Single cell expression profiling of whole B16F10 melanoma tumors, treated with PBS or DCP-IL-12/FLT3L.. Single cell expression profiling of whole B16F10 melanoma tumors, treated with PBS or DCP-IL-12/FLT3L.

Dendritic cells (DCs) are specialized myeloid cells with the ability to uptake, process, and present antigens to T lymphocytes. They also generate cytokine and chemokine gradients that regulate immune cell trafficking, activation, and function. Monocyte-derived DCs (moDCs) pulsed with tumor antigens have been used as a platform for therapeutic vaccination in cancer. However, in spite of significant development and testing, antigen-loaded moDCs have delivered mixed clinical results. Here we present a DC therapy that uses a population of mouse or human DC progenitors (DCPs) engineered to produce two immunostimulatory cytokines, IL-12 and FLT3L. In the absence of antigen loading, cytokine-armored DCPs efficiently differentiated into conventional type I DCs (cDC1) and inhibited tumor growth in melanoma and autochthonous liver cancer models. Tumor response to DCP therapy involved synergy between IL-12 and FLT3L and was associated with early NK cell activation and massive effector T cell infiltration, robust M1-like macrophage programming, and ischemic tumor necrosis. Mechanistically, anti-tumor immunity was dependent on endogenous cDC1 expansion and interferon-γ (IFNγ) production and signaling, but did not require CD8+ T cell cytotoxicity. In one application, cytokine-armored DCPs synergized with antigen-specific CAR-T cells to eradicate intracranial gliomas in mice. Overall design: Single cell expression profiling of whole B16F10 melanoma tumors, treated with PBS or DCP-IL-12/FLT3L, in triplicates.
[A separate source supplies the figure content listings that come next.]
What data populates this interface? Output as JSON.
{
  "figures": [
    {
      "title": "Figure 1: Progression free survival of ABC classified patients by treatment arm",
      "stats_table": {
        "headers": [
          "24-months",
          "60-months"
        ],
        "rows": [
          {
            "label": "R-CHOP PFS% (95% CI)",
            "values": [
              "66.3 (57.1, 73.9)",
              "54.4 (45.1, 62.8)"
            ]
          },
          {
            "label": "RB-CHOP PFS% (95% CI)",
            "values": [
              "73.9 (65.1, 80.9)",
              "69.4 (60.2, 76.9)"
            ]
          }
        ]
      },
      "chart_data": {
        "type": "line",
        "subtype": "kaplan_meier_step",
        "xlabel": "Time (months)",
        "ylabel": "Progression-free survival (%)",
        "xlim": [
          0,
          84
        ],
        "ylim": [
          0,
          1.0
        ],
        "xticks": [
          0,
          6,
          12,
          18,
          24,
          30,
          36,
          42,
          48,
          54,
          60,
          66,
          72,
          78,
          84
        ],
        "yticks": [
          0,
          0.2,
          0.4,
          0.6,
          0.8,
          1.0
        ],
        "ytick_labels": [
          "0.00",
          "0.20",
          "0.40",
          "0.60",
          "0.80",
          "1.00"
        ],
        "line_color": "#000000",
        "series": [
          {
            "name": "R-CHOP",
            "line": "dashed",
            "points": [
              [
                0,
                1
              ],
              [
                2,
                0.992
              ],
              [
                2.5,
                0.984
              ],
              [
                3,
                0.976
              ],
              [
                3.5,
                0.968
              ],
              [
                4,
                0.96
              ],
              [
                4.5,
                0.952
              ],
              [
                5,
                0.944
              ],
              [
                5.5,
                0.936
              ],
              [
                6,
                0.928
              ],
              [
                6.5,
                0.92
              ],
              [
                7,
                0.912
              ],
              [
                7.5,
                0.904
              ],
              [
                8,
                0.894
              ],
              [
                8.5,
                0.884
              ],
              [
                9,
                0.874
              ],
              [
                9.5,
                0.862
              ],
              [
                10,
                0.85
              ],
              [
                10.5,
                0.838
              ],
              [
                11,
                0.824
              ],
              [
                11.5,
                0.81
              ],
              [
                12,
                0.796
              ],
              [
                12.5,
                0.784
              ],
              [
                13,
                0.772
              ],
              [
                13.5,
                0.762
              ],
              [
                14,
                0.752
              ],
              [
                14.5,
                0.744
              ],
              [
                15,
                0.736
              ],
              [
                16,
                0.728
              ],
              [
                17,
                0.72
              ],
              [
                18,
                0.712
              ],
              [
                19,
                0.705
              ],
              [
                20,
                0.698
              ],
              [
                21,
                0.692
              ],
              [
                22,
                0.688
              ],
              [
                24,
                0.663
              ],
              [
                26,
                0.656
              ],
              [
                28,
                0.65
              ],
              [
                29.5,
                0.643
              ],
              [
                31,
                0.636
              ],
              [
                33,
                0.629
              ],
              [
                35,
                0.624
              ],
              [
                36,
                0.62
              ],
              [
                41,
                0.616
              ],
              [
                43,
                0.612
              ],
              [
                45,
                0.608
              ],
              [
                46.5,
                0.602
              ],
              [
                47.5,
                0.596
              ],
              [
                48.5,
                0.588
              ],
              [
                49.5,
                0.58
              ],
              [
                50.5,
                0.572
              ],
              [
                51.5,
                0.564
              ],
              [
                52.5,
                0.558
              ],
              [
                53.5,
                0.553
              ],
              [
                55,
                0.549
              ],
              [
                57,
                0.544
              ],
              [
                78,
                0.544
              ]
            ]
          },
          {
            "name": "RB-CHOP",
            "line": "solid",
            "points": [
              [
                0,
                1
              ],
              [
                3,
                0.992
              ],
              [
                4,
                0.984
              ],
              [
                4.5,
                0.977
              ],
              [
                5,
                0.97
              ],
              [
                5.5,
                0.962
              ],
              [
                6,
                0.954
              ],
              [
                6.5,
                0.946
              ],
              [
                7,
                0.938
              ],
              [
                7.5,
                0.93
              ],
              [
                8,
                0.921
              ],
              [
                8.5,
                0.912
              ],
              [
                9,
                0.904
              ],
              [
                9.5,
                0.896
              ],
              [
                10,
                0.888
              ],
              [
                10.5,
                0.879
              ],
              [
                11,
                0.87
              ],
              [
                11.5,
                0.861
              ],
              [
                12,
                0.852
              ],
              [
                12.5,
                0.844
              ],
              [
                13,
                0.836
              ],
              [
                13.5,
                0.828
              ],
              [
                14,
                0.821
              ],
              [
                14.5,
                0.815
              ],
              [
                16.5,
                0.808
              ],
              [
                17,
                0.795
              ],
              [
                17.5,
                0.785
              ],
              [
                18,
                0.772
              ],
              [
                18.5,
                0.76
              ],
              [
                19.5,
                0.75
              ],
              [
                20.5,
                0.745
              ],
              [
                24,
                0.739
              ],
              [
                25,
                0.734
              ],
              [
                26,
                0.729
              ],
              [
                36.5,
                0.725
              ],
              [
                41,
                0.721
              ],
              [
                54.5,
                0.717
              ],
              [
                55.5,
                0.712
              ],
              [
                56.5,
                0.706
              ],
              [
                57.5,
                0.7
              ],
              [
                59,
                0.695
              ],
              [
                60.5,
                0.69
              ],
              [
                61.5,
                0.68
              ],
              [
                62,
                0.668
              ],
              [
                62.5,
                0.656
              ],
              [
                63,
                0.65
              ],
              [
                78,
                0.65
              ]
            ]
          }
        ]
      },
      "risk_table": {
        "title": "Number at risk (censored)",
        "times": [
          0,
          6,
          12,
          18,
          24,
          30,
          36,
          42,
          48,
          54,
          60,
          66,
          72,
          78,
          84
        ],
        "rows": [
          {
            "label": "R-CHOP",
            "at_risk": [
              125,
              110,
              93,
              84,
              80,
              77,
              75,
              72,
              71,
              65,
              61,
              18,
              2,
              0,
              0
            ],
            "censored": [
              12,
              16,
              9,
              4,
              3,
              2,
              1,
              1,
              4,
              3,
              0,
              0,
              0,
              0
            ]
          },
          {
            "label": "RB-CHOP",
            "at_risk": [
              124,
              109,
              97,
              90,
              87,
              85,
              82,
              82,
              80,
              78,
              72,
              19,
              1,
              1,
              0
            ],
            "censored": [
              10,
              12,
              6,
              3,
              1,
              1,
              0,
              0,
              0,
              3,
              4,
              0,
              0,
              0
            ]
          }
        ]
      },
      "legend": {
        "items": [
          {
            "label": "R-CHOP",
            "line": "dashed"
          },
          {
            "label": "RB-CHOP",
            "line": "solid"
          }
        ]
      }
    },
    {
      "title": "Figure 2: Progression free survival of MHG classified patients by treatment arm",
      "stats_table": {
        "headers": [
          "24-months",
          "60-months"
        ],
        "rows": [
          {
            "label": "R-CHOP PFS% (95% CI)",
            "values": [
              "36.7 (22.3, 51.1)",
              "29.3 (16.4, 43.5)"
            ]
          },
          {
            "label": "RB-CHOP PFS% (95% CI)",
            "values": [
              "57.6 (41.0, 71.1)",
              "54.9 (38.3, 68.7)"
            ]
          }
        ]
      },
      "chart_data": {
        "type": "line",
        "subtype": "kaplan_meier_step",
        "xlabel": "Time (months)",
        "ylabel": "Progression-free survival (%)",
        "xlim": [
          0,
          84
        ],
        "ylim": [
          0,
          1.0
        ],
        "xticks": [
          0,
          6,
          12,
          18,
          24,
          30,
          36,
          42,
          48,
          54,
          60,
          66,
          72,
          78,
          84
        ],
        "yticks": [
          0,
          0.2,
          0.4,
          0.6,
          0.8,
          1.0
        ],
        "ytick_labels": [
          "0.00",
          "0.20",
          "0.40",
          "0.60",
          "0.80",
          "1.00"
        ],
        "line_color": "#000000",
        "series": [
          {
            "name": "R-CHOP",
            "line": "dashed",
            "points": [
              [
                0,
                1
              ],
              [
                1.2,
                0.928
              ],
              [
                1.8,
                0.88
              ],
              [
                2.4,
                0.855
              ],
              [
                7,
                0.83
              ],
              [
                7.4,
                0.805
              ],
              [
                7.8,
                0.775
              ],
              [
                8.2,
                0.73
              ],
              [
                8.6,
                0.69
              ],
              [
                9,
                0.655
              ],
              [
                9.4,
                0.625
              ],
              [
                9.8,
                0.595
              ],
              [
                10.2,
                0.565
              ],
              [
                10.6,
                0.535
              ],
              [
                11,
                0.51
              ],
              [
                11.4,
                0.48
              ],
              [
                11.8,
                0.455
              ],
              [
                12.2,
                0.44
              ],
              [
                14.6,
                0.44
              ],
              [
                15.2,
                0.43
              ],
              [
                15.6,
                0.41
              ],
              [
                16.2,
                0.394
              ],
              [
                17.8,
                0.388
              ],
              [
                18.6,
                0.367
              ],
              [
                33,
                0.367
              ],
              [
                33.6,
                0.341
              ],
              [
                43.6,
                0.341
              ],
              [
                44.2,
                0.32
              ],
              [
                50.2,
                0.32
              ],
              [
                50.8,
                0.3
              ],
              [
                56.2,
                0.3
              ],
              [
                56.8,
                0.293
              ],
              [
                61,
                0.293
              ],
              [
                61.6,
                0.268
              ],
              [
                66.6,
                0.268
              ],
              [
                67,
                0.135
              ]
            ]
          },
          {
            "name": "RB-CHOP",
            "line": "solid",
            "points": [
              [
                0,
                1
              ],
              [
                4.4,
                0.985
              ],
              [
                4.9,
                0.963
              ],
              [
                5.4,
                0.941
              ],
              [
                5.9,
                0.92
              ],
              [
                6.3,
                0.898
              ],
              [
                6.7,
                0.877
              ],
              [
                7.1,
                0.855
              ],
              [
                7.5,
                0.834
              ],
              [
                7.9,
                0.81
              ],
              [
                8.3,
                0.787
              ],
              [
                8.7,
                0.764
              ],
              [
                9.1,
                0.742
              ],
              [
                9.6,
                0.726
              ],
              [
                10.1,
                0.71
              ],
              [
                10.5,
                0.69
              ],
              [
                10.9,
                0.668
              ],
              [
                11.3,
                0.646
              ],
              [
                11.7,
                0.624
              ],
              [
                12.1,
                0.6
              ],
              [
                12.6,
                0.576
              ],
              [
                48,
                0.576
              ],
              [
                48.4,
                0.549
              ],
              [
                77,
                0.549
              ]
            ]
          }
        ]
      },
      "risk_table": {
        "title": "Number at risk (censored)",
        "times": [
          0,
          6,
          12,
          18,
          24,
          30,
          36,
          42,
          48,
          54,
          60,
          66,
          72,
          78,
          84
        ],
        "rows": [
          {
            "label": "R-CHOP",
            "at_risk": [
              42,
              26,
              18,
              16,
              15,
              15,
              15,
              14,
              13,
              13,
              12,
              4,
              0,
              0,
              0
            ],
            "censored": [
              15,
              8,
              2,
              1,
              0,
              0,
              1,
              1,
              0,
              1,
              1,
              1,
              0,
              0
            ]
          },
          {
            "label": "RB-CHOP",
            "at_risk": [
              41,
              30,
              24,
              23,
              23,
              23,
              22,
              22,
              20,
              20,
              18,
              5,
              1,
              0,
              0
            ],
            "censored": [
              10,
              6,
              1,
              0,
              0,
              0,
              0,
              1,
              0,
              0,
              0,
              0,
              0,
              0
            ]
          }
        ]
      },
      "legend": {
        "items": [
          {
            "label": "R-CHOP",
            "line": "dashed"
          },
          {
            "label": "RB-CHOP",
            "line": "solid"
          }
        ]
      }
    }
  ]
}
树突状细胞（dendritic cells, DCs）是一类特化的髓系细胞，具备摄取、加工抗原并将其呈递给T淋巴细胞的能力。它们还可产生细胞因子与趋化因子梯度，以此调控免疫细胞的迁移、活化与功能。单核细胞衍生树突状细胞（monocyte-derived DCs, moDCs）经肿瘤抗原负载后，已被用作癌症治疗性疫苗的开发平台。不过，尽管相关研究与测试已取得长足进展，负载抗原的moDCs在临床应用中却呈现出参差不齐的效果。本研究报道一款树突状细胞疗法，该疗法使用经工程改造以表达两种免疫刺激性细胞因子IL-12与FLT3L的小鼠或人源树突状细胞祖细胞（DC progenitors, DCPs）群体。在无需抗原负载的前提下，经细胞因子修饰的DCPs可高效分化为经典I型树突状细胞（conventional type I DCs, cDC1），并在黑色素瘤与自发性肝癌模型中抑制肿瘤生长。DCP疗法的抗肿瘤响应依赖于IL-12与FLT3L的协同作用，且与早期NK细胞活化、大量效应T细胞浸润、显著的M1样巨噬细胞重编程以及缺血性肿瘤坏死密切相关。从机制层面来看，抗肿瘤免疫依赖于内源性cDC1的扩增以及干扰素-γ（interferon-γ, IFNγ）的产生与信号传导，但并不需要CD8+ T细胞的细胞毒性活性。在一项应用场景中，经细胞因子修饰的DCPs可与抗原特异性CAR-T细胞协同作用，根除小鼠颅内胶质瘤。整体实验设计：对经PBS或DCP-IL-12/FLT3L处理的完整B16F10黑色素瘤组织进行单细胞表达谱分析，每组设置三次生物学重复。